A group pf people at a stall selling vegetables at a bazaar in Tehran.
People shop for food in Tehran as the country faces high inflation and economic crisis. Photograph: Abedin Taherkenareh/EPA

Despite Iran’s dogged survival in the face of a US-Israeli onslaught, in which the US alone claims to have bombed 13,000 targets, the Israeli leadership and Washington hawks are continuing to try to convince Trump that one more big push will finally bring down the regime. Even if an MoU is agreed, the hawks are confident that the ensuing nuclear talks will break down over Iran’s insistence on its right to enrich uranium.

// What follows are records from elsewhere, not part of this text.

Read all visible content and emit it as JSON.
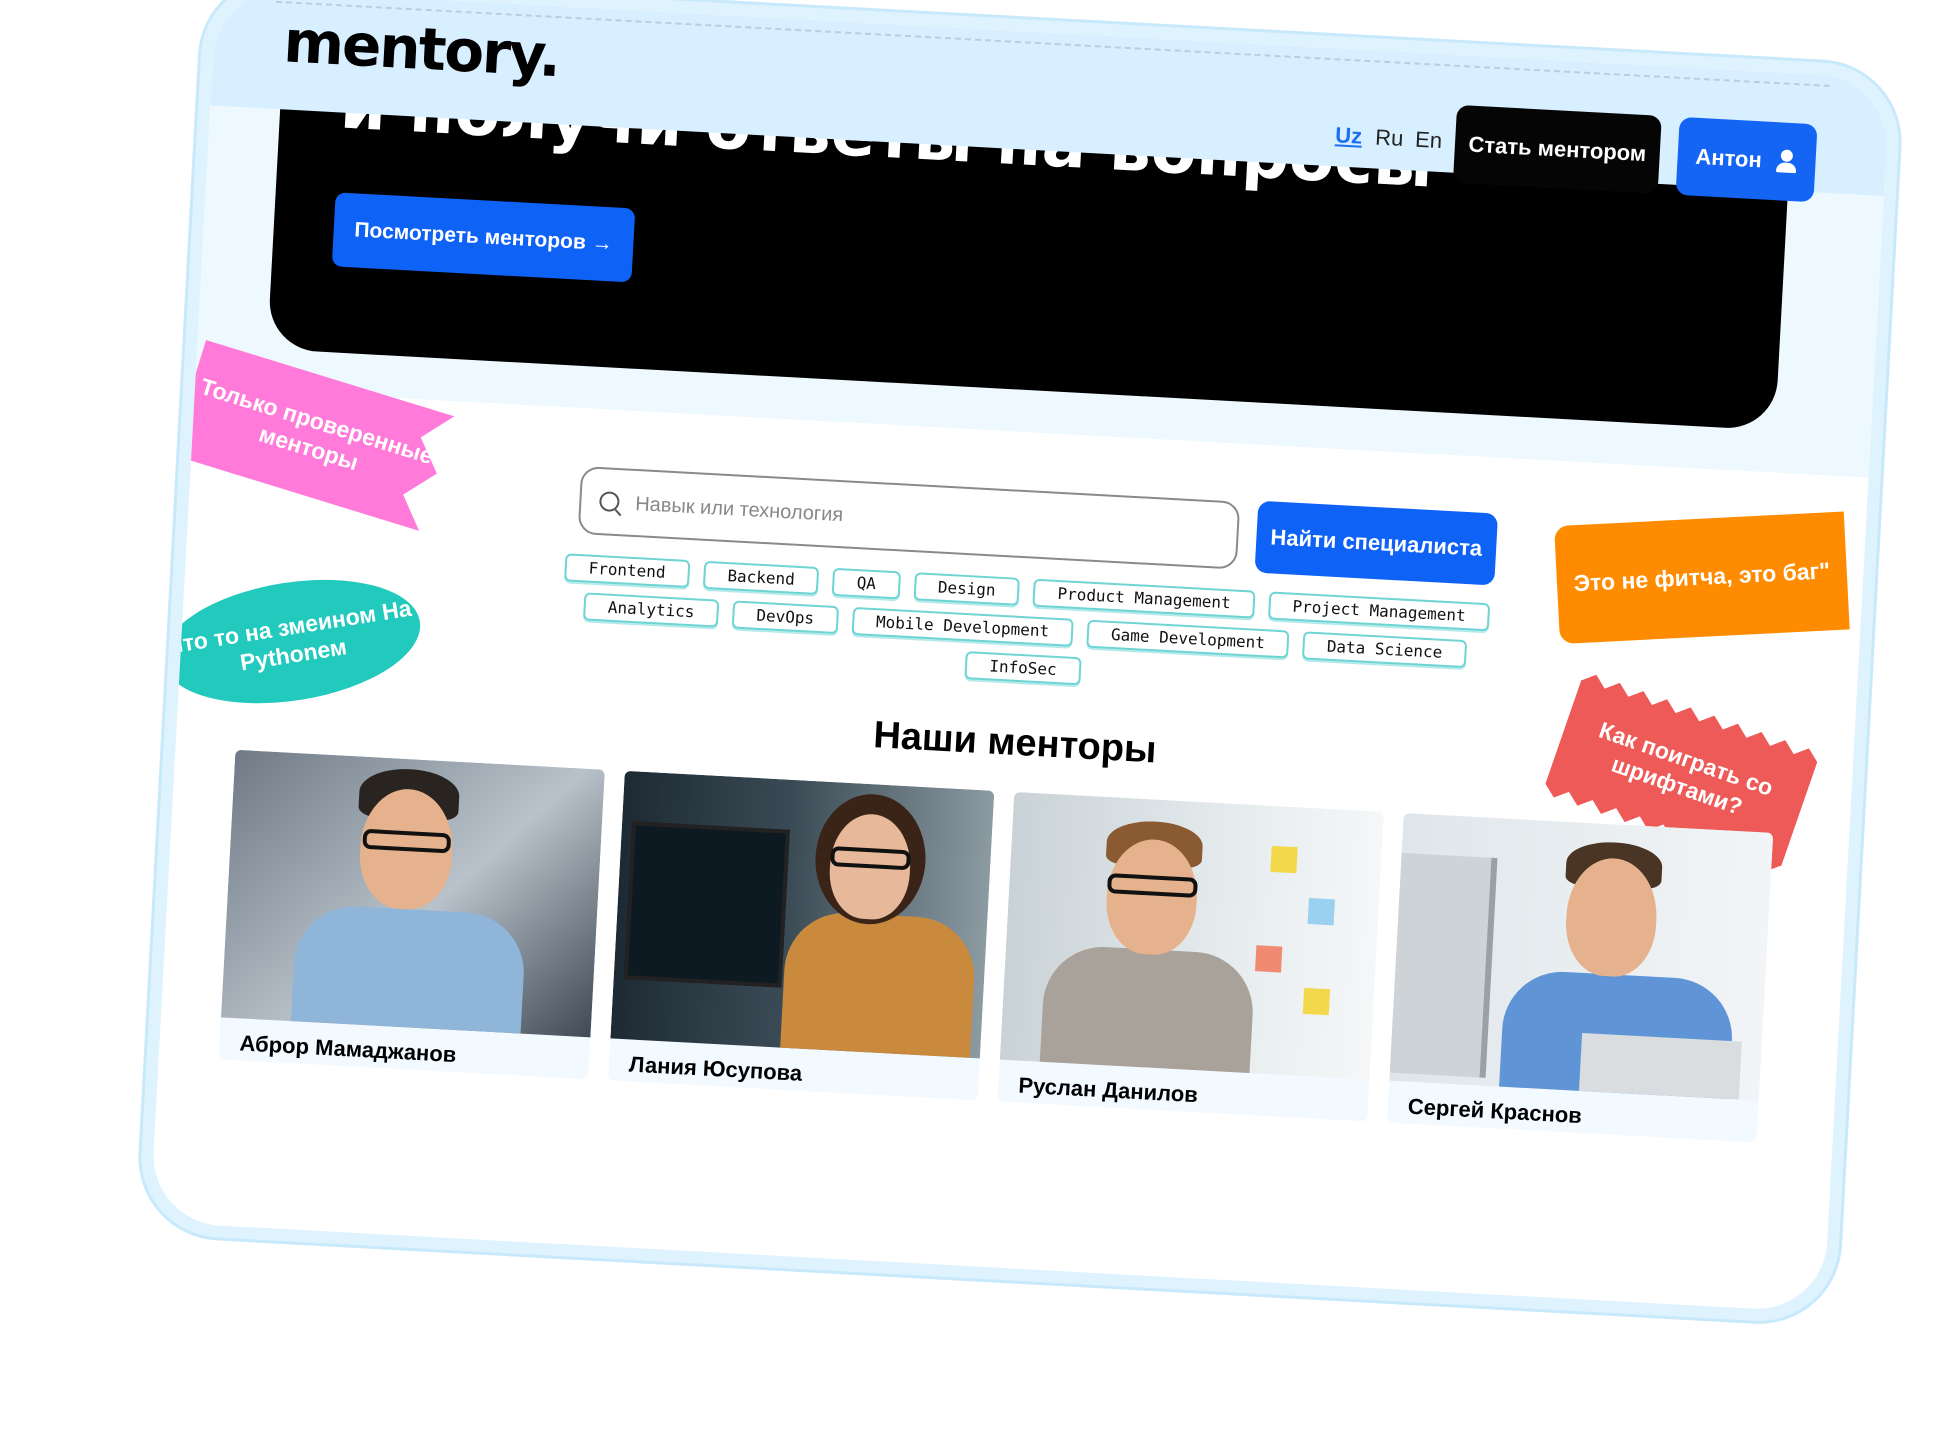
{
  "header": {
    "logo": "mentory.",
    "languages": [
      "Uz",
      "Ru",
      "En"
    ],
    "active_language": "Uz",
    "become_mentor": "Стать ментором",
    "user_name": "Антон"
  },
  "hero": {
    "text": "и получи ответы на вопросы",
    "cta": "Посмотреть менторов →"
  },
  "search": {
    "placeholder": "Навык или технология",
    "button": "Найти специалиста"
  },
  "tags": [
    "Frontend",
    "Backend",
    "QA",
    "Design",
    "Product Management",
    "Project Management",
    "Analytics",
    "DevOps",
    "Mobile Development",
    "Game Development",
    "Data Science",
    "InfoSec"
  ],
  "stickers": {
    "verified": "Только проверенные менторы",
    "python": "Что то на змеином На Pythonем",
    "bug": "Это не фитча, это баг\"",
    "fonts": "Как поиграть со шрифтами?"
  },
  "mentors": {
    "title": "Наши менторы",
    "items": [
      {
        "name": "Аброр Мамаджанов"
      },
      {
        "name": "Лания Юсупова"
      },
      {
        "name": "Руслан Данилов"
      },
      {
        "name": "Сергей Краснов"
      }
    ]
  },
  "colors": {
    "accent": "#1565f5",
    "header_bg": "#d7efff",
    "sticker_pink": "#ff7ad9",
    "sticker_teal": "#22c9bd",
    "sticker_orange": "#ff8c00",
    "sticker_red": "#ee5a57"
  }
}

“I think the president eventually is going to do a much bigger kinetic military strike,” Darin Selnick, a former Pentagon deputy chief of staff told BBC Radio 4. “[US forces] never finished the target list. So they have about 20% of the target list. They can start taking out what will really hurt, which is the various oil facilities … They can take out another level of military leadership. They could have taken out those who are at the negotiating table, but they wanted to have someone to negotiate with. They can take those guys out as well.

“Then they can forcibly reopen the strait themselves. If this trade opens … Iran would really have no ability to do anything but surrender.”

For all Trump’s past threats of civilisational erasure if Iran fails to acquiesce, he has so far shown himself reluctant to double down on a military bet that has already failed.

Ali Vaez, Iran project director at the International Crisis Group, argued that Trump’s latest threat of devastating strikes was performative.

“Trump is using the threat either to force the Iranians to make last minute concessions, or to justify a deal that he knows would be criticised by the hawks,” Vaez said.

Three men climb over the rubble of a destroyed building and synagogue, after a missile attack in Tehran
Residents climb over the rubble of a building destroyed in a missile attack in Tehran. Photograph: maryam/Shutterstock

Richard Nephew, a former Iran affairs director at the US national security council and now a research scholar at Columbia University, said: “I think he is probably poised to try and cut some sort of deal. He’s going to want to describe some sort of Iranian concession as coming from how loudly he barked.